Tuesday, December 2, 2008

Anonymous remailer

An anonymous remailer is a server computer which receives messages with embedded instructions on where to send them next, and which forwards them without revealing where they originally came from.

There are Cypherpunk anonymous remailers, Mixmaster anonymous remailers, and nym servers, among others which differ in how they work, in the policies they adopt, and in the type of attack on anonymity of email they can (or are intended to) resist.

Remailing to emails intended for particular recipients, not the general public. Anonymity in the latter case is more easily addressed by using any of several methods of anonymous publication.

It must be understood that every data packet traveling on the Internet contains the node addresses (as raw IP bit strings) of both the sending and intended recipient nodes, and so no data packet can ever actually be anonymous at this level. However, if the IP source address is false, there will be no easy way to trace the originating node (and so the originating entity for the packet). In addition, all standards-based email messages contain defined fields in their headers in which the source and transmitting entities (and Internet nodes as well) are required to be included. However, since most users of email do not have very much technical expertise, the full headers are usually suppressed by mail reading software. Thus, many users have never seen one.

Some remailers change both types of address in messages they forward, and the list of forwarding nodes in email messages as well, as the message passes through; in effect, they substitute 'fake source addresses' for the originals. The 'IP source address' for that packet may become that of the remailer server itself, and within an email message (which is usually several packets), a nominal 'user' on that server. Some remailers forward their anonymized email to still other remailers, and only after several such hops is the email actually delivered to the intended address

There are, more or less, four types of remailers:

* Pseudonymous remailers

A Pseudonymous remailer, simply takes away the email address of the sender, gives a pseudonym to the sender and sends the message to the intended recipient (that can be answered via that remailer).

* Cypherpunk remailers, also called type I

A Cypherpunk remailer sends the message to the recipient stripping away the sender address on it. You can not answer a message sent via a Cypherpunk remailer. You can usually encrypt the message sent to the remailer, and the remailer will decrypt it and send it to the recipient address hidden inside the encrypted message. In addition, you can chain 2 or 3 remailers, so each remailer can't know who is sending a message to whom. Cypherpunk remailers do not keep logs of transactions.

* Mixmaster remailers, also called type II

Mixmaster remailers require use of a program on your computer to write your messages. Such programs are not supplied as a standard part of most operating systems or mail management systems.

* Mixminion remailers, also called type III

A Mixminion remailer attempts to address the following challenges in Mixmaster remailers: replies, forward anonymity, replay prevention and key rotation, exit policies, integrated directory servers, dummy traffic. They have been implemented for the Linux and Windows platforms and are currently available.
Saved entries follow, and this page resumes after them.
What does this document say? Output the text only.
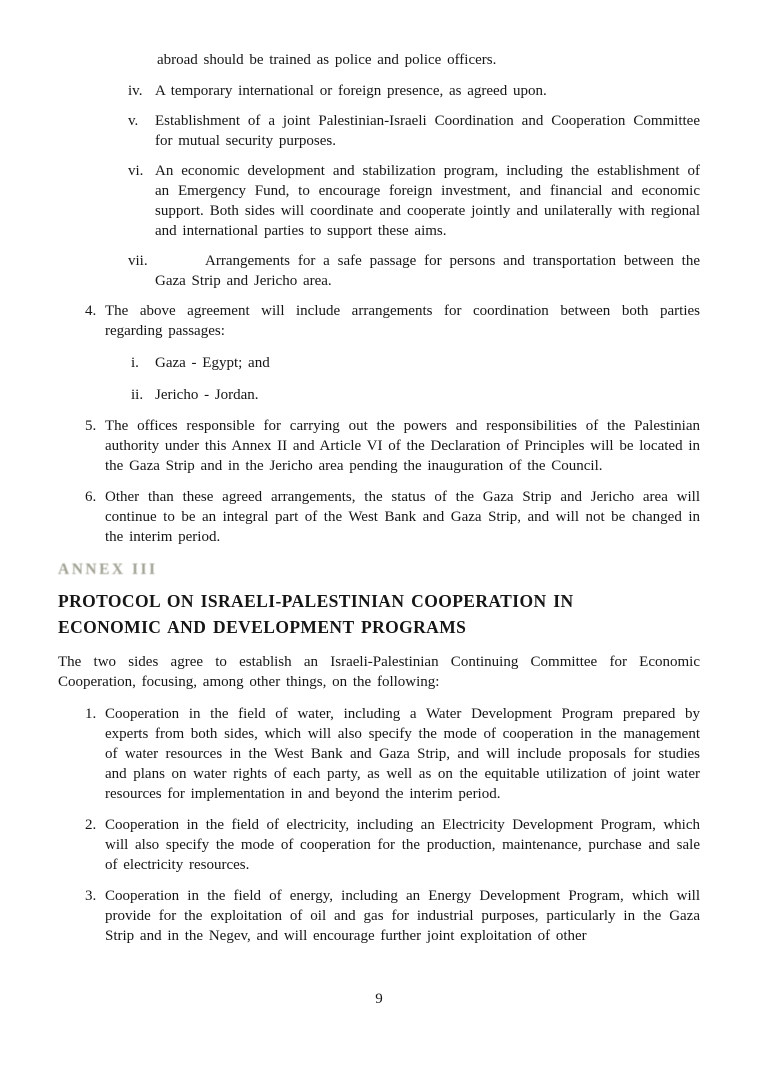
abroad should be trained as police and police officers.
iv. A temporary international or foreign presence, as agreed upon.
v.	Establishment of a joint Palestinian-Israeli Coordination and Cooperation Committee for mutual security purposes.
vi. An economic development and stabilization program, including the establishment of an Emergency Fund, to encourage foreign investment, and financial and economic support. Both sides will coordinate and cooperate jointly and unilaterally with regional and international parties to support these aims.
vii.	Arrangements for a safe passage for persons and transportation between the Gaza Strip and Jericho area.
4. The above agreement will include arrangements for coordination between both parties regarding passages:
i.	Gaza - Egypt; and
ii. Jericho - Jordan.
5. The offices responsible for carrying out the powers and responsibilities of the Palestinian authority under this Annex II and Article VI of the Declaration of Principles will be located in the Gaza Strip and in the Jericho area pending the inauguration of the Council.
6. Other than these agreed arrangements, the status of the Gaza Strip and Jericho area will continue to be an integral part of the West Bank and Gaza Strip, and will not be changed in the interim period.
ANNEX III
PROTOCOL ON ISRAELI-PALESTINIAN COOPERATION IN
ECONOMIC AND DEVELOPMENT PROGRAMS
The two sides agree to establish an Israeli-Palestinian Continuing Committee for Economic Cooperation, focusing, among other things, on the following:
1. Cooperation in the field of water, including a Water Development Program prepared by experts from both sides, which will also specify the mode of cooperation in the management of water resources in the West Bank and Gaza Strip, and will include proposals for studies and plans on water rights of each party, as well as on the equitable utilization of joint water resources for implementation in and beyond the interim period.
2. Cooperation in the field of electricity, including an Electricity Development Program, which will also specify the mode of cooperation for the production, maintenance, purchase and sale of electricity resources.
3. Cooperation in the field of energy, including an Energy Development Program, which will provide for the exploitation of oil and gas for industrial purposes, particularly in the Gaza Strip and in the Negev, and will encourage further joint exploitation of other
9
Some implementations are open source.

Microsoft :
Less obviously, some software (eg, recent versions of Microsoft Office components -- Microsoft Word, Microsoft Excel, etc) includes (ordinarily invisible) identifying information in each formatted file it saves. The information might be name / organization / email address (collected at 'product registration' and retained internally), or product copy serial number, or computer ID (eg, CPU serial number, or interface hardware address (eg, Ethernet MAC address, a unique in the world ID), or ... One software program which claims to remove such information from files notes that there are about 30 different kinds in Word format files. Those interested in anonymity should limit themselves to plain text messages (ASCII text only) produced by plain text editors (eg, vi, emacs, Notepad, ...) as they don't include such hidden information. Alternatively, users should take great care to inspect files (eg, text, images, sound files, ...) to ensure they contain no identifying information. Note however, that even byte-by-byte inspection will not necessarily uncover such information since it can be easily concealed by encryption, steganography, or simple unfamiliarity.

Remailer software

* Jack B. Nymble remailer software -(link is dead; see the Internet Archive backup copy[1]). JBN is available at http://www.panta-rhei.eu.org/downloads/

* QuickSilver remailer software

* OmniMix is a Windows proxy server, which handles e-mail and usenet postings that come from an ordinary client application in a transparent manner and sends them optionally through the Mixmaster anonymous remailer network dependent on its settings or certain header flags.

It's able to interact with nym servers, supports SSL/TLS and Tor with all external communication (NNTP/SMTP/POP3), offers a Tor controller and allows header filtering and an automated addition of hashcash tokens. The OpenPGP compliant 'Whole Message Encryption', which, by including the header section, even makes the structure of a message unrecognizable, can automatically secure non-anonymous communication as well.

* News2Remail is a NNTP to remailer proxy for Windows.